Will the leaders of the Black Lives Matter organization raise their fists and elevate their voice in “solidarity” with Eva, and with the many countless victims of police and military abuse in Venezuela — all of which live through a far worse situation than the one they denounce the United States for? Of course not.

They are open supporters of this socialist regime — ideologically aligned and just as hateful of America as dictator Nicolás Maduro himself.

Will the corporate brands that have run large and loud campaigns in support of Black Lives Matter give us five minutes of coverage on this beyond inhumane reality that we live here? I don’t think so.

Lately, a new method of state-sanctioned law enforcement terror has become the norm. Forced disappearances, mostly targeted at the family members of dissenting voices, serve to quell and coerce individuals whom the regime feels uncomfortable with. These “disappearances” are state-sanctioned kidnappings that often end in torture, such as the case of Ariana Granadillo, a medical student tortured and disappeared for the sole crime of having family ties to a colonel.

As a public dissenter, this fate scares me – not because of anything I may personally endure, but because of my brother. He is innocent of any “counter-revolutionary” activity but, due to his mental condition, he is under my care ever since our mother passed away. The risk is always there for the authorities to storm our house one day and snatch either of us, potentially leaving him without the care he needs to survive.

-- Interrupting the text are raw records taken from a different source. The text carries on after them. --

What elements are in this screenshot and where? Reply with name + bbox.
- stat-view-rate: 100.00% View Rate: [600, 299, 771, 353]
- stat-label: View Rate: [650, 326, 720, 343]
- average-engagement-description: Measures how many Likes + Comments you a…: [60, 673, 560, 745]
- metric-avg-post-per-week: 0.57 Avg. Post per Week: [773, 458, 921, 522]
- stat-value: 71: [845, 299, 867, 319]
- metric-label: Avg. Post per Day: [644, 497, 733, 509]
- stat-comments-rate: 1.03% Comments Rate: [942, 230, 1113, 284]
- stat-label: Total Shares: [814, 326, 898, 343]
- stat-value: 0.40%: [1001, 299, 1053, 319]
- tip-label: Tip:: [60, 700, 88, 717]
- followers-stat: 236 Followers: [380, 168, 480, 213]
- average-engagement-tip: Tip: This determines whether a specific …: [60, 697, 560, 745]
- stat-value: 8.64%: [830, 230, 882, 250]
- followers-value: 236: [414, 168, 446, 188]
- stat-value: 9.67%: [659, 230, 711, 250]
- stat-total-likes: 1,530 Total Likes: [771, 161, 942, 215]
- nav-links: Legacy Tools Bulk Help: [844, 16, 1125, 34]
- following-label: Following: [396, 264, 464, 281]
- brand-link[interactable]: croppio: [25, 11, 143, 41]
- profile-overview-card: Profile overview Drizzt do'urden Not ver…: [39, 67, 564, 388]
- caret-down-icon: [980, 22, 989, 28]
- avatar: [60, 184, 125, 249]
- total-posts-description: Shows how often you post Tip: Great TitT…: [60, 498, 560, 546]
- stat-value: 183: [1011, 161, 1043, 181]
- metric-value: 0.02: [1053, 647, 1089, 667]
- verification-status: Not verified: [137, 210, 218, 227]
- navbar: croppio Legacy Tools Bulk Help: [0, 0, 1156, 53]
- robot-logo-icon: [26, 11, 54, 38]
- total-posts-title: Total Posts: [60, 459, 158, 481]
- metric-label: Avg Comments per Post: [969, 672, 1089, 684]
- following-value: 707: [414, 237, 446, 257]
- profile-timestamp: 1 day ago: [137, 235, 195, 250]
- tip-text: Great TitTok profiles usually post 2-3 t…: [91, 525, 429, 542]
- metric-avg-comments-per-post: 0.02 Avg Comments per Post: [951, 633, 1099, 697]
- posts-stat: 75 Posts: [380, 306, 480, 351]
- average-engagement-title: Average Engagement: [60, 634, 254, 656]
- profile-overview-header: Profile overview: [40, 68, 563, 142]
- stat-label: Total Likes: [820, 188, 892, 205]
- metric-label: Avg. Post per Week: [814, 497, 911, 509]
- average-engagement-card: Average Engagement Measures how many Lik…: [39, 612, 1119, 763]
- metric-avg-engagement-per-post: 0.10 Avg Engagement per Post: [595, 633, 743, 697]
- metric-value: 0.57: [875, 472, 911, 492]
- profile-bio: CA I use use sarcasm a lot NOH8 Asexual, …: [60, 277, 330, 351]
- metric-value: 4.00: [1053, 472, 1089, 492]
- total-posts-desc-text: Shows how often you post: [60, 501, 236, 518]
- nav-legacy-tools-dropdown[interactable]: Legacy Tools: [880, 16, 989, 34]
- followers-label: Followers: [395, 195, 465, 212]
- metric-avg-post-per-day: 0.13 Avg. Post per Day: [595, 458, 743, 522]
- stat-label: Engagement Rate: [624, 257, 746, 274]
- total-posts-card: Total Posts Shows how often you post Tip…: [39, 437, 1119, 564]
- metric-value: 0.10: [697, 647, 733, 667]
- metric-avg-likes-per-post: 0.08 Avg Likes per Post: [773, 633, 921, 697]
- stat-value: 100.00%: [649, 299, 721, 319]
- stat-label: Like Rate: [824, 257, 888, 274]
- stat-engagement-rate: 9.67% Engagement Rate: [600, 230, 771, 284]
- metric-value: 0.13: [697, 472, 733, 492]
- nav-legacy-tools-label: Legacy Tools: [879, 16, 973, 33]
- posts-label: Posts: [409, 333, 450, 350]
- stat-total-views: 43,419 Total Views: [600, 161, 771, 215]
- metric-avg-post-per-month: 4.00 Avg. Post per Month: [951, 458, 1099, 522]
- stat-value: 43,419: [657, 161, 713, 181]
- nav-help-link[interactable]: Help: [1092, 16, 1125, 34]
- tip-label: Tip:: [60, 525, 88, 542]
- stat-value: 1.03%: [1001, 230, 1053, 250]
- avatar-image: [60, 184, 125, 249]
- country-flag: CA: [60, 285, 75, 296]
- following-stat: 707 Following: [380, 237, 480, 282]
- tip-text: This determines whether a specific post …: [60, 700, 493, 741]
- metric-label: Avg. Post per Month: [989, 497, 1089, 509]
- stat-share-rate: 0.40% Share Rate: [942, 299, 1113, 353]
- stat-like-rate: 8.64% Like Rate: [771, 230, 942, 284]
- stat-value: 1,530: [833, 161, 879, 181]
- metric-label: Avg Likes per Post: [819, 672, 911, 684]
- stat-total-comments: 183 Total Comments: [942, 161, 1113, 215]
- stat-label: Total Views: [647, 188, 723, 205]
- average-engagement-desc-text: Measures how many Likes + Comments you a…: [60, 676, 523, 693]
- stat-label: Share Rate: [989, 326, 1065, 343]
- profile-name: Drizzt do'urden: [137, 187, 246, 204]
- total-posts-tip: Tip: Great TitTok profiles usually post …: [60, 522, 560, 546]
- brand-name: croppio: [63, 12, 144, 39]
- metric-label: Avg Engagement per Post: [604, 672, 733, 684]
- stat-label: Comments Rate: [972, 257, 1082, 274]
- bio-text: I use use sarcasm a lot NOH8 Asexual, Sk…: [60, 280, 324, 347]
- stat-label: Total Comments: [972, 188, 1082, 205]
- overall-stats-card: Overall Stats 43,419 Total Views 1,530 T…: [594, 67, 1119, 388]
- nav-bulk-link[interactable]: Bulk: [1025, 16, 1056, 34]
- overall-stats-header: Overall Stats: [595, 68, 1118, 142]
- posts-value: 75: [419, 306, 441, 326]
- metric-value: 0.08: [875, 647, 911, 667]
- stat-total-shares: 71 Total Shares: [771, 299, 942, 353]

Silence through fear, obedience through terror, such is life under an authoritarian socialist regime, and I’m afraid that the Chinese coronavirus has given the regime a carte blanche to further test out and refine their law enforcement abuses — to see what they can get away with. Eva Leal, the attorney, had her head cracked open for being caught driving home from work a few minutes after the local 3 p.m. – yes, 3 p.m. – curfew and refusing to pay a bribe.

I’m sure the worldwide left will step up and denounce these atrocities, and will protest and clamor for the defundment of Venezuela’s authoritarian police and military with the same fervor and enthusiasm that they’ve been denouncing America lately. So I’m just going to sit here and patiently wait for it, because they will denounce all of this anytime now, right? …right?